ABSTRACT Several lines of evidence suggest that CD8 T cells are important in protection against tuberculosis. To understand the function of this cell population in the immune response against Mycobacterium tuberculosis , T cells from lungs of M. tuberculosis -infected mice were examined by flow cytometry. The kinetics of the appearance of CD8 T cells in lungs of infected mice closely paralleled that of CD4 T cells. Both CD4 + and CD8 + T cells displaying an activated phenotype were found in the lungs as early as 1 week postinfection. By 2 weeks, total cell numbers in the lungs had tripled and percentages of T cells were increased two- to threefold; the percentages of CD4 + T cells were ca. twofold higher than those of CD8 + T cells.
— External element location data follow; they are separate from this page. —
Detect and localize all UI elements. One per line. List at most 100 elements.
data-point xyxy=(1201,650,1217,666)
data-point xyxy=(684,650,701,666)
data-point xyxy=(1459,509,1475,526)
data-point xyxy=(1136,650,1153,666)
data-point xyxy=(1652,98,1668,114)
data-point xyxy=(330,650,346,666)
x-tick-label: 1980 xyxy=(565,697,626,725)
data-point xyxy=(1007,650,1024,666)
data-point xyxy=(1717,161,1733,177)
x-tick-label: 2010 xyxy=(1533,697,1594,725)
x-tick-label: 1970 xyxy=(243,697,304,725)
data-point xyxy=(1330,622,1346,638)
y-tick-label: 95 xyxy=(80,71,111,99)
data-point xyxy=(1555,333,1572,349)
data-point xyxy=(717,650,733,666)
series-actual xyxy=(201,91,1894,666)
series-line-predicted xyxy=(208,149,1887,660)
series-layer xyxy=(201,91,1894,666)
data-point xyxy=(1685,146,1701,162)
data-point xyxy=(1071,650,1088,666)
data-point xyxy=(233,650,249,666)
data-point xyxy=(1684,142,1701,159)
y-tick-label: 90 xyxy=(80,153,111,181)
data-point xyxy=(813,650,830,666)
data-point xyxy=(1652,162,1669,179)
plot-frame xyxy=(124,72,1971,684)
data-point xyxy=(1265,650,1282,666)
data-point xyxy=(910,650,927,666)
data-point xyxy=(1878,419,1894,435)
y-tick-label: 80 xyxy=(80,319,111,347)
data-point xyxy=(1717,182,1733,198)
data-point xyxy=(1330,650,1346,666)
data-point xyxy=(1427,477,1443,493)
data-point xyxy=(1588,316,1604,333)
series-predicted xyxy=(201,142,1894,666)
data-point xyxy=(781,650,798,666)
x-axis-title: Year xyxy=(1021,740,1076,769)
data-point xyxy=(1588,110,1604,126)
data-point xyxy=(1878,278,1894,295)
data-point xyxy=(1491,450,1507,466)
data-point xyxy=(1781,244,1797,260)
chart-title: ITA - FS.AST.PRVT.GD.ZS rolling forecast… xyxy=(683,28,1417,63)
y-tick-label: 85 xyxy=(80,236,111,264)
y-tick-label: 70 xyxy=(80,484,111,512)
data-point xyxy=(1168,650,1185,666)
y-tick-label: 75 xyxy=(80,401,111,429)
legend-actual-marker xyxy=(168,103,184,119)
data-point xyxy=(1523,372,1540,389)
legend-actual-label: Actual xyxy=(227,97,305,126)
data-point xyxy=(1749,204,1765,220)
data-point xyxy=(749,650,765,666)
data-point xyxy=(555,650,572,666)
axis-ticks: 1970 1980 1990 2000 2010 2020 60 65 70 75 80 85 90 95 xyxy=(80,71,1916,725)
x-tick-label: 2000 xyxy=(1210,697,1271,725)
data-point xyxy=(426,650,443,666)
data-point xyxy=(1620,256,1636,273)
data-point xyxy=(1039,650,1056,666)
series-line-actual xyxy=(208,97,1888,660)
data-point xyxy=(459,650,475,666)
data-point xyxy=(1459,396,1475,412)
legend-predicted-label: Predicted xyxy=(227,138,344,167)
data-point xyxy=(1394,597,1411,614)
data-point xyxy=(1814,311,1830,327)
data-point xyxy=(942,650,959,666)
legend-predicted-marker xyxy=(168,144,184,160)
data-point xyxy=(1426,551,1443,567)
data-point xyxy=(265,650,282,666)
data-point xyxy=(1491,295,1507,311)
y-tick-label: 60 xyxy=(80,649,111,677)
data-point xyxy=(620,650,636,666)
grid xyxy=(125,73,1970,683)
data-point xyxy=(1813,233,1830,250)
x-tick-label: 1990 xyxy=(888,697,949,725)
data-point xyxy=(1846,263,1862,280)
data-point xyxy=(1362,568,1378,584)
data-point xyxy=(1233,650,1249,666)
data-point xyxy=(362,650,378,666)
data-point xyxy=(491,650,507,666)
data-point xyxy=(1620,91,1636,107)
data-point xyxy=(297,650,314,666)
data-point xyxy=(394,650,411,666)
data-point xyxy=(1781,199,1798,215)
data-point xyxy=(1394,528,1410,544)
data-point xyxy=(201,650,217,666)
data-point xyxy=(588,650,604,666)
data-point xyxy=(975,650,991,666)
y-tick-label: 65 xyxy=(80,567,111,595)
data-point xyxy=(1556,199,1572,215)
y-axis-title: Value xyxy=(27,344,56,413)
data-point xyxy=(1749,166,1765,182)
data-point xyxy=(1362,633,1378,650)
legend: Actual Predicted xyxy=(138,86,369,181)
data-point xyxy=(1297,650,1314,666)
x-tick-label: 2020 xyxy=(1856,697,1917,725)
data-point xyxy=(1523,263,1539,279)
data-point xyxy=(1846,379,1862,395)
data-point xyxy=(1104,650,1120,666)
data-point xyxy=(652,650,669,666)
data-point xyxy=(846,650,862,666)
Short-term stimulation with M. tuberculosis -infected antigen-presenting cells induced cytokine production by primed CD4 + and CD8 + T cells. Intracellular cytokine staining revealed that 30% ± 5% of CD4 + and 23% ± 4% of CD8 + T cells were primed for production of gamma interferon (IFN-γ). However, a difference in in vivo IFN-γ production by T cells was observed with ∼12% of CD4 + T cells and ∼5% of CD8 + T cells secreting cytokine in the lungs at any given time during infection. The data presented indicate that although early in infection the majority of IFN-γ is produced by CD4 + T cells, cytokine-producing CD8 + T cells are readily available when triggered by the appropriate stimuli.